Maître Gilles Devers, vous êtes à l’origine d’une plainte, déposée le 9 novembre auprès de la Cour pénale internationale de La Haye, concernant la situation des Palestiniens à Gaza. Quels sont la genèse de cette initiative et le contenu de la plainte déposée ?

Me Gilles Devers : Je travaille sur la Palestine depuis quinze ans, et nous avons maintenant l’expérience d’un long chemin devant la CPI qui nous a permis de lever petit à petit les obstacles que nous avions rencontrés. Le terrain a en quelque sorte été déblayé… Très rapidement, en voyant ce qui se passait en quelques jours à Gaza, nous avons eu la conviction qu’il ne s’agissait pas d’une « opération de plus ». Il s’agit là de dire aux Palestiniens : vous n’existez pas, et vous n’aurez jamais votre place ici. Nous sommes devant ce que la juridiction internationale dénomme « génocide par destruction de groupe social ». On cherche à rendre la vie impossible à Gaza. Il y a les 15 000 morts mais il y a aussi 2,3 millions de victimes à qui on fait comprendre qu’ils n’ont plus leur terre ici, dont on attaque les enfants pour leur imposer l’idée que la « solution », c’est de partir.

Le point de départ, ce n’est pas le 7 octobre, mais bien 1917, quand commence, avec la déclaration Balfour, le déni du droit à l’autodétermination du peuple palestinien, puis quand le plan de partage de la Palestine en 1948 en finit avec l’État de Palestine qui existait auparavant, sous mandat britannique.

L’existence de l’État de Palestine est largement niée dans le récit occidental dominant. Or, cet État existait entre 1921 et 1948 et a été éradiqué avec la création d’Israël, qui, du point de vue du droit, des actes internationaux, s’est présenté comme successeur de l’État de Palestine. Donc actuellement, le fond du problème n’est pas la violence de Netanyahou, mais le déni du droit à l’autodétermination.

Où en êtes-vous de votre plainte ? Quels sont vos objectifs ?

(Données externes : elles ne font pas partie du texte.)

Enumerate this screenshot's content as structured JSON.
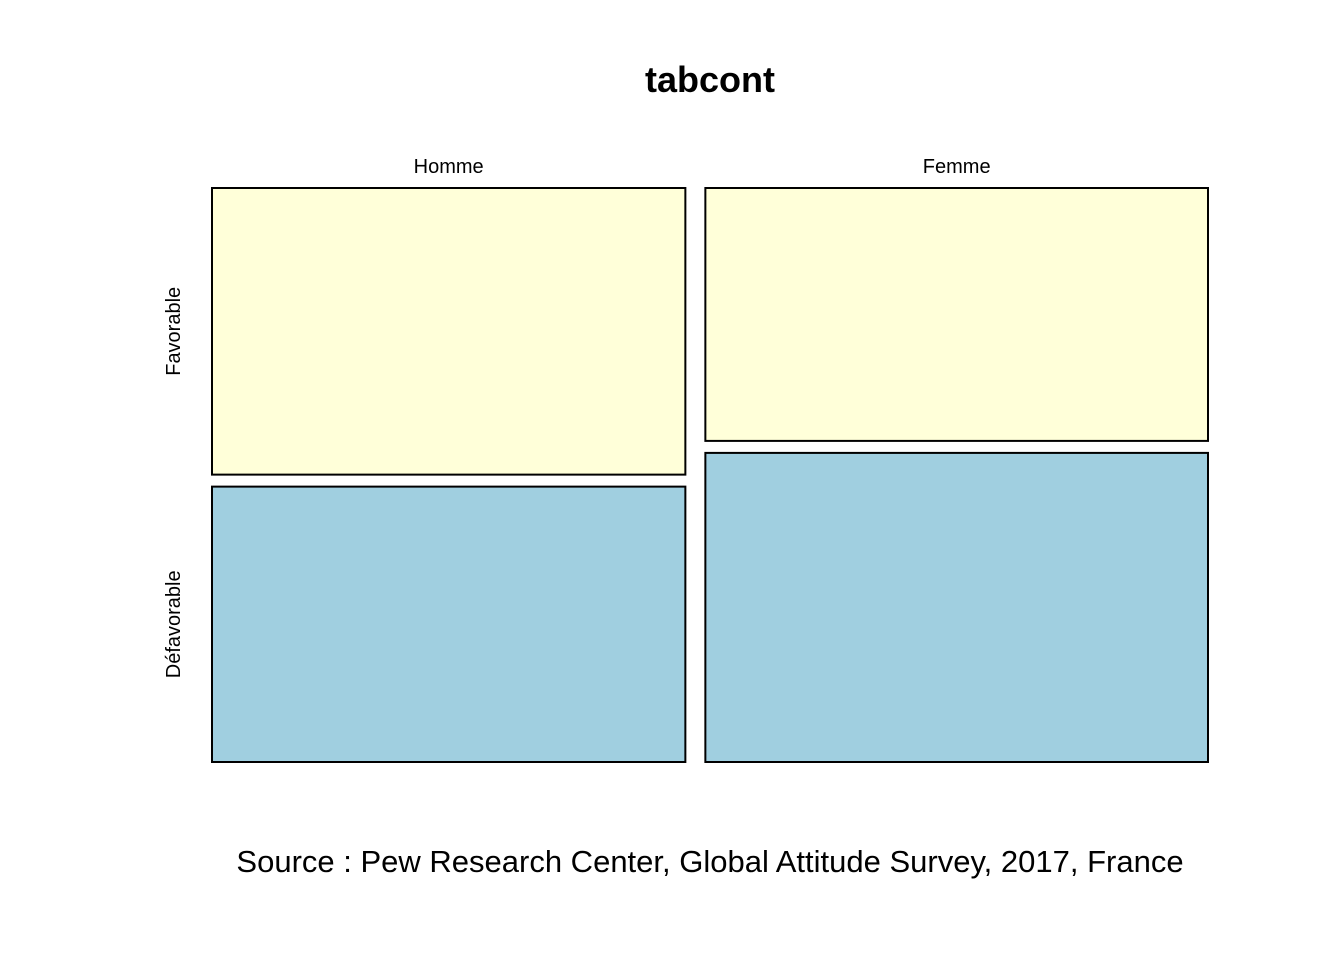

Me Gilles Devers : La plainte est actuellement soutenue par 600 avocats de très nombreux pays. Nous sommes en contact avec le barreau de Palestine. Cette affaire a d’ores et déjà pris une ampleur et un écho considérables. Maintenant, nous cherchons à organiser ces avocats par pays, en y constituant des comités dans chacun d’eux et en les reliant dans une fédération internationale. Mardi, nous allons constituer le premier comité à Alger. Il s’agit là d’une action, indépendante du politique, menée uniquement par des avocats inscrits aux barreaux et rodés par deux cents ans de pratique du droit dans tous les pays.

Avec la plainte auprès de la CPI, nous essayons d’obtenir des mesures d’urgence, et notamment un mandat d’arrêt contre Netanyahou. La CPI a maintenant engagé une enquête et mandaté trois personnes pour travailler sur le dossier.

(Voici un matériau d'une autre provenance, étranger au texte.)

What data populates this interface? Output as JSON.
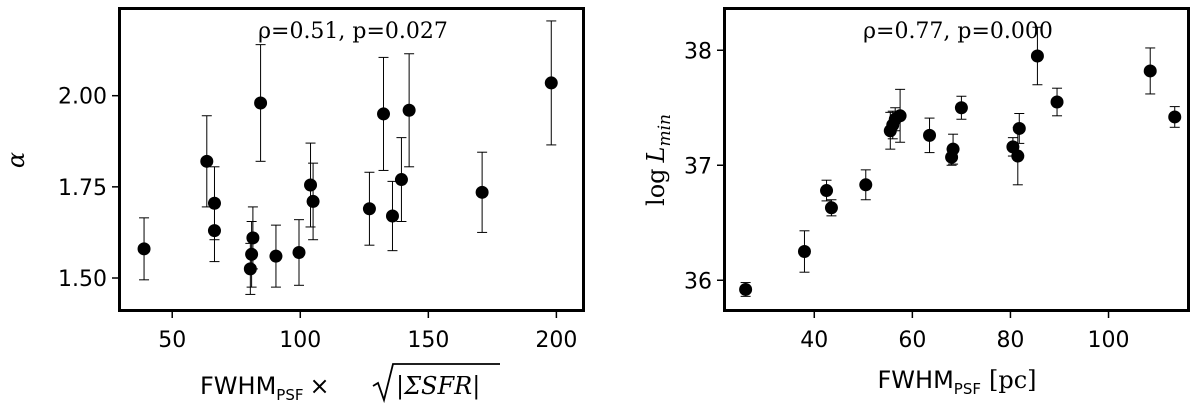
{
  "chart_data": [
    {
      "type": "scatter",
      "annotation": "ρ=0.51, p=0.027",
      "xlabel": "FWHM",
      "xlabel_sub": "PSF",
      "xlabel_rest": "×",
      "xlabel_sqrt": "|ΣSFR|",
      "ylabel": "α",
      "xlim": [
        30,
        210
      ],
      "ylim": [
        1.415,
        2.235
      ],
      "xticks": [
        50,
        100,
        150,
        200
      ],
      "xtick_labels": [
        "50",
        "100",
        "150",
        "200"
      ],
      "yticks": [
        1.5,
        1.75,
        2.0
      ],
      "ytick_labels": [
        "1.50",
        "1.75",
        "2.00"
      ],
      "grid": false,
      "points": [
        {
          "x": 39,
          "y": 1.58,
          "err": 0.085
        },
        {
          "x": 63.5,
          "y": 1.82,
          "err": 0.125
        },
        {
          "x": 66.5,
          "y": 1.705,
          "err": 0.1
        },
        {
          "x": 66.5,
          "y": 1.63,
          "err": 0.085
        },
        {
          "x": 80.5,
          "y": 1.525,
          "err": 0.07
        },
        {
          "x": 81,
          "y": 1.565,
          "err": 0.09
        },
        {
          "x": 81.5,
          "y": 1.61,
          "err": 0.085
        },
        {
          "x": 84.5,
          "y": 1.98,
          "err": 0.16
        },
        {
          "x": 90.5,
          "y": 1.56,
          "err": 0.085
        },
        {
          "x": 99.5,
          "y": 1.57,
          "err": 0.09
        },
        {
          "x": 104,
          "y": 1.755,
          "err": 0.115
        },
        {
          "x": 105,
          "y": 1.71,
          "err": 0.105
        },
        {
          "x": 127,
          "y": 1.69,
          "err": 0.1
        },
        {
          "x": 132.5,
          "y": 1.95,
          "err": 0.155
        },
        {
          "x": 136,
          "y": 1.67,
          "err": 0.095
        },
        {
          "x": 139.5,
          "y": 1.77,
          "err": 0.115
        },
        {
          "x": 142.5,
          "y": 1.96,
          "err": 0.155
        },
        {
          "x": 171,
          "y": 1.735,
          "err": 0.11
        },
        {
          "x": 198,
          "y": 2.035,
          "err": 0.17
        }
      ]
    },
    {
      "type": "scatter",
      "annotation": "ρ=0.77, p=0.000",
      "xlabel": "FWHM",
      "xlabel_sub": "PSF",
      "xlabel_rest": "[pc]",
      "ylabel": "log",
      "ylabel_var": "L",
      "ylabel_sub": "min",
      "xlim": [
        22,
        116
      ],
      "ylim": [
        35.75,
        38.35
      ],
      "xticks": [
        40,
        60,
        80,
        100
      ],
      "xtick_labels": [
        "40",
        "60",
        "80",
        "100"
      ],
      "yticks": [
        36,
        37,
        38
      ],
      "ytick_labels": [
        "36",
        "37",
        "38"
      ],
      "grid": false,
      "points": [
        {
          "x": 26,
          "y": 35.92,
          "err": 0.06
        },
        {
          "x": 38,
          "y": 36.25,
          "err": 0.18
        },
        {
          "x": 42.5,
          "y": 36.78,
          "err": 0.09
        },
        {
          "x": 43.5,
          "y": 36.63,
          "err": 0.07
        },
        {
          "x": 50.5,
          "y": 36.83,
          "err": 0.13
        },
        {
          "x": 55.5,
          "y": 37.3,
          "err": 0.16
        },
        {
          "x": 56,
          "y": 37.35,
          "err": 0.12
        },
        {
          "x": 56.5,
          "y": 37.4,
          "err": 0.1
        },
        {
          "x": 57.5,
          "y": 37.43,
          "err": 0.23
        },
        {
          "x": 63.5,
          "y": 37.26,
          "err": 0.15
        },
        {
          "x": 68,
          "y": 37.07,
          "err": 0.07
        },
        {
          "x": 68.3,
          "y": 37.14,
          "err": 0.13
        },
        {
          "x": 70,
          "y": 37.5,
          "err": 0.1
        },
        {
          "x": 80.5,
          "y": 37.16,
          "err": 0.08
        },
        {
          "x": 81.5,
          "y": 37.08,
          "err": 0.25
        },
        {
          "x": 81.8,
          "y": 37.32,
          "err": 0.13
        },
        {
          "x": 85.5,
          "y": 37.95,
          "err": 0.25
        },
        {
          "x": 89.5,
          "y": 37.55,
          "err": 0.12
        },
        {
          "x": 108.5,
          "y": 37.82,
          "err": 0.2
        },
        {
          "x": 113.5,
          "y": 37.42,
          "err": 0.09
        }
      ]
    }
  ]
}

C’est déjà du concret. Nous avons eu une très constructive réunion de travail avec le bureau du procureur chargé de l’enquête. On a des contacts partout en Palestine qui peuvent permettre de leur apporter des faits…

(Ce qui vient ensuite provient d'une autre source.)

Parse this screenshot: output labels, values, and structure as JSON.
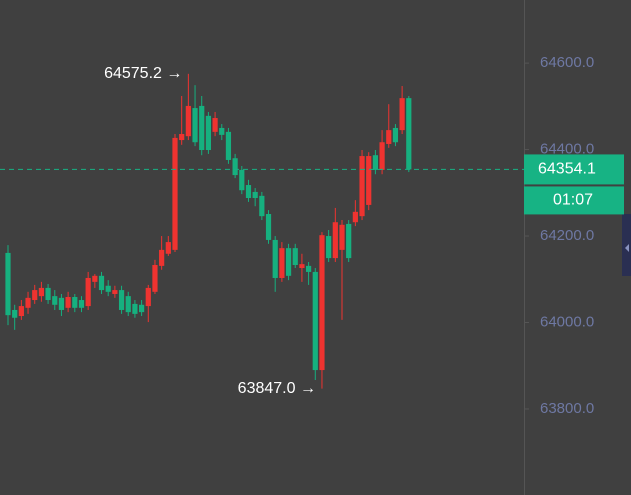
{
  "chart_data": {
    "type": "candlestick",
    "categories": [
      null,
      null,
      null,
      null,
      null,
      null,
      null,
      null,
      null,
      null,
      null,
      null,
      null,
      null,
      null,
      null,
      null,
      null,
      null,
      null,
      null,
      null,
      null,
      null,
      null,
      null,
      null,
      null,
      null,
      null,
      null,
      null,
      null,
      null,
      null,
      null,
      null,
      null,
      null,
      null,
      null,
      null,
      null,
      null,
      null,
      null,
      null,
      null,
      null,
      null,
      null,
      null,
      null,
      null,
      null,
      null,
      null,
      null,
      null,
      null,
      null
    ],
    "open": [
      64161,
      64029,
      64015,
      64034,
      64052,
      64061,
      64080,
      64061,
      64057,
      64034,
      64059,
      64052,
      64038,
      64094,
      64108,
      64085,
      64066,
      64075,
      64061,
      64043,
      64041,
      64038,
      64071,
      64131,
      64159,
      64168,
      64422,
      64431,
      64496,
      64501,
      64478,
      64441,
      64450,
      64441,
      64380,
      64353,
      64318,
      64302,
      64293,
      64251,
      64191,
      64103,
      64172,
      64172,
      64126,
      64131,
      64117,
      63890,
      64200,
      64149,
      64168,
      64228,
      64232,
      64246,
      64272,
      64387,
      64353,
      64413,
      64450,
      64445,
      64519
    ],
    "high": [
      64179,
      64041,
      64052,
      64071,
      64087,
      64094,
      64089,
      64075,
      64066,
      64071,
      64066,
      64061,
      64117,
      64112,
      64117,
      64098,
      64085,
      64085,
      64071,
      64052,
      64052,
      64087,
      64145,
      64200,
      64200,
      64436,
      64524,
      64575.2,
      64549,
      64524,
      64487,
      64487,
      64459,
      64450,
      64390,
      64362,
      64330,
      64311,
      64302,
      64260,
      64200,
      64186,
      64182,
      64182,
      64159,
      64140,
      64126,
      64209,
      64214,
      64265,
      64237,
      64237,
      64283,
      64399,
      64394,
      64399,
      64445,
      64505,
      64459,
      64547,
      64524
    ],
    "low": [
      63994,
      63983,
      64006,
      64020,
      64043,
      64048,
      64043,
      64029,
      64015,
      64024,
      64024,
      64024,
      64029,
      64080,
      64066,
      64061,
      64057,
      64020,
      64015,
      64011,
      64015,
      64001,
      64066,
      64122,
      64154,
      64163,
      64411,
      64422,
      64408,
      64387,
      64390,
      64431,
      64422,
      64367,
      64334,
      64297,
      64279,
      64269,
      64237,
      64182,
      64071,
      64094,
      64098,
      64126,
      64094,
      64087,
      63867,
      63847.0,
      64140,
      64140,
      64006,
      64140,
      64223,
      64237,
      64260,
      64343,
      64343,
      64404,
      64408,
      64436,
      64348
    ],
    "close": [
      64017,
      64011,
      64038,
      64057,
      64075,
      64080,
      64052,
      64041,
      64029,
      64059,
      64034,
      64034,
      64103,
      64108,
      64075,
      64071,
      64075,
      64029,
      64024,
      64020,
      64024,
      64080,
      64133,
      64168,
      64186,
      64427,
      64436,
      64501,
      64417,
      64399,
      64399,
      64473,
      64434,
      64376,
      64341,
      64306,
      64288,
      64288,
      64246,
      64191,
      64103,
      64172,
      64108,
      64133,
      64135,
      64117,
      63890,
      64202,
      64149,
      64232,
      64226,
      64149,
      64256,
      64385,
      64385,
      64353,
      64417,
      64445,
      64417,
      64519,
      64354.1
    ],
    "up_color": "#ef3330",
    "down_color": "#16b07f",
    "ylim": [
      63601,
      64746
    ],
    "yticks": [
      {
        "value": 63800,
        "label": "63800.0"
      },
      {
        "value": 64000,
        "label": "64000.0"
      },
      {
        "value": 64200,
        "label": "64200.0"
      },
      {
        "value": 64400,
        "label": "64400.0"
      },
      {
        "value": 64600,
        "label": "64600.0"
      }
    ],
    "annotations": [
      {
        "value": 64575.2,
        "label": "64575.2 →",
        "index": 27
      },
      {
        "value": 63847.0,
        "label": "63847.0 →",
        "index": 47
      }
    ],
    "last_price": 64354.1,
    "last_price_color": "#17b384",
    "countdown": "01:07"
  }
}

E t nous allons poursuivre afin de constituer une organisation durable à travers le monde, du Brésil au Pakistan, qui permettra, par la coopération entre avocats, de répondre à toute demande de Palestinien, quel que soit le territoire où il réside, dont les droits individuels et collectifs, et en premier lieu le droit à l’autodétermination, sont bafoués. Un grand nombre de procédures juridiques sont possibles. On va disposer d’une adresse mail qui permettra à tout Palestinien qui en fera la demande de bénéficier immédiatement de l’intervention de quelqu’un qui fera son travail d’avocat. Ce sera donc un plus par rapport à différentes ONG qui apportent déjà leur aide aux Palestiniens.

Comment est-il possible de vous aider ? Envisagez-vous de tenir des réunions publiques ?

Me Gilles Devers : Nous sommes prêts à répondre aux sollicitations qui nous seraient faites, à rencontrer les syndicats, les organisations qui nous le demanderaient.